Common Types of Lender Liability
Some of the most common lender liability claims arise from a breach of contract. This can occur during loan administration; for example, misapplying payments. It can also occur when a loan is in distress; for example, wrongful foreclosure. Lender liability claims may also arise from a breach of duty of good faith and fair dealing, or from fraud/negligent misrepresentation. An example of this might be a lender verbally promising a borrower forbearance, and later failing to follow through on this promise.
Lenders should also be aware of state laws regarding unfair practices and consumer protection, as well as any fiduciary relationship they may have with the borrower. Typically, a lender does not have fiduciary duty to a borrower, but if a lender becomes involved in day-to-day operations of a borrower’s business, even advising on when to buy equipment, this can create a fiduciary relationship and a new area of liability for lenders.
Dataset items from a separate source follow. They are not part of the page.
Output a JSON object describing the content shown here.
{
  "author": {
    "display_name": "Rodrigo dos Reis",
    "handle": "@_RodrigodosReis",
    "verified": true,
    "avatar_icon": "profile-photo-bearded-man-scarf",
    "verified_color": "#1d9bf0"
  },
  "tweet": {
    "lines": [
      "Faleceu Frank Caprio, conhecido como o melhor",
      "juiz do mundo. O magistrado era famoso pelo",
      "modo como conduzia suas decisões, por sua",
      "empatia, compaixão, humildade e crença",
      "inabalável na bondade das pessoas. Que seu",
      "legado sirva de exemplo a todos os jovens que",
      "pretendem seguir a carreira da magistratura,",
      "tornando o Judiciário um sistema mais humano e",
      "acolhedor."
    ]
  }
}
How to Limit Lender Liability
Luckily, lenders can do many things to avoid and limit liability from the start. Here are five tips:
Draft protective loan documents
The most effective strategy to limit liability is to include provisions in loan documents that anticipate claims. Some protective provisions include an “integration” provision to indicate that the written contract is the extent of the agreement, a provision to prohibit oral modification of the agreement, and a “jurisdiction and venue” provision to dictate where claims can be filed, among others.
Don’t act without consulting the contract and your legal counsel
If, for example, a lender believes the borrower has defaulted on the loan, it is best to consult the contract and a lawyer before freezing the borrower’s line of credit. If the borrower disputes the default, the lender may be liable for a breach of contract.
Maintain open lines of communication with the borrower
All contracts imply good faith and require the borrower and lender to maintain the spirit of the agreement. Lenders can help maintain this through regular and timely communication with the borrower.
Document all discussions.
Lenders should avoid making promises beyond what is written in the loan agreement. Any communication with the borrower and/or guarantors should be documented in writing and include context for the communication.
Keep a detailed loan file
Lenders should establish and maintain a loan file that includes essential documents, including the loan application, credit reports and copies of communication with the borrower. This file can be a resource should any issues arise.